A letter to poet, Brendan Constantine

January 2007

Dear Brendan,

I know you will never see this letter unless of course you google yourself (sounds so dirty or a Who song from Tommy if it were written today). But I have to write you a note and I thought since I do not have your email anymore, I'd just write some content for the blog.

I think about you from time to time wondering what you're doing. Perhaps its my impending eve of destruction or at least that's how I view my birthday next week. Lately I've been thinking a lot about old friends. I do not remember my life when I did not know you. Sure I met you in my 13th year of life but the years before were such a blur. And though I haven't seen you since my 30th birthday (only moments ago it seems), a seat is still reserved for you in my heart's memory bank. That is if a heart has a memory bank, maybe it's just a flash drive...yes even my heart has been upgraded with a USB2 port.

Tuesday, I went to an open poetry night at the local cafe (it's 45 minutes away from my holler). The instructions were, bring a poem or two to share with others. Knowing that the best poem I ever wrote had these two lines: Kenny Jones is the new drummer, Cause Keith died what a bummer I opted to read someone else's poetry. I searched and found one you had written. "Last Night I Went To the Map of the World and I Have Messages for You".

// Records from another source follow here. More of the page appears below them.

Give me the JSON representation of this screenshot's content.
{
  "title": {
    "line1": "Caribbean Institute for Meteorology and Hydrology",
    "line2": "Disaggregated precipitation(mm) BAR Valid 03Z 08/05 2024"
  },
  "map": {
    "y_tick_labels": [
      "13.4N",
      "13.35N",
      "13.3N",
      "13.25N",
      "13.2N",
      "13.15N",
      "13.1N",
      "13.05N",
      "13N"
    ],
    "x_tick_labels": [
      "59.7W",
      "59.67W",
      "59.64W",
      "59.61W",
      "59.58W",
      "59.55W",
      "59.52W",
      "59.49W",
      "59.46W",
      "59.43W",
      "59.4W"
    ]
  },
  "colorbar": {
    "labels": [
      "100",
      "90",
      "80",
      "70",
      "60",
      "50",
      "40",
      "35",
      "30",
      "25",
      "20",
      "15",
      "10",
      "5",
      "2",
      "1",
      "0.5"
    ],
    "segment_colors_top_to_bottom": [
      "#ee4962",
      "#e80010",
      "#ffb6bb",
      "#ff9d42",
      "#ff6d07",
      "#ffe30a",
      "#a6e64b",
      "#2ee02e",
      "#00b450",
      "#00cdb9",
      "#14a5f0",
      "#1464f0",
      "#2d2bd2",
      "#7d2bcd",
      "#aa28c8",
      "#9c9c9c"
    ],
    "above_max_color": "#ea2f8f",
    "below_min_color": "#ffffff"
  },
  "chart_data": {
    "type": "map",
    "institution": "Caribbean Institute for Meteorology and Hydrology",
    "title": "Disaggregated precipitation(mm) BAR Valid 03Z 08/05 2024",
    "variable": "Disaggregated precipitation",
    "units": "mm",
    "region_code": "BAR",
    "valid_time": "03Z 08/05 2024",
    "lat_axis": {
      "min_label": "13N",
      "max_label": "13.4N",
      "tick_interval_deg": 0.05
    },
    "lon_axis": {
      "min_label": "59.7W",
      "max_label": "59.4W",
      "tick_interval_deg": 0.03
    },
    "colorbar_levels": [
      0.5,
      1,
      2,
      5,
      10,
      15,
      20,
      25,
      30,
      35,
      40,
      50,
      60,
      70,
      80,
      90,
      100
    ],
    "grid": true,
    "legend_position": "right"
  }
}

And so it was my turn and I read your poem aloud. As the overly paranoid of litigation gal that I am, I stated the name of the author and year so as not to get into any copyright infringement issues. Only someone my age who grew up where I did would worry about copyright infringement at a small cafe in West Virginia. I did not read it the way you would have...but I did read it aloud. The audience enjoyed it so much that when my turn came around again and they realized I only brought 1 piece with me, I was asked to read it again. Only this time, there was an entire discussion about your choice of meter and the political ideas behind it. I smiled, knowing that no matter how you make yourself present be it by someone else reading your poetry, you always become the life of the party.

So with that, I salute you. You've done well. If and when you find this blog, please know that the girl who would listen to Tom Waits and Social Distortion or play with that punching Bruce Lee puppet with you still thinks of you and wishes you the very best.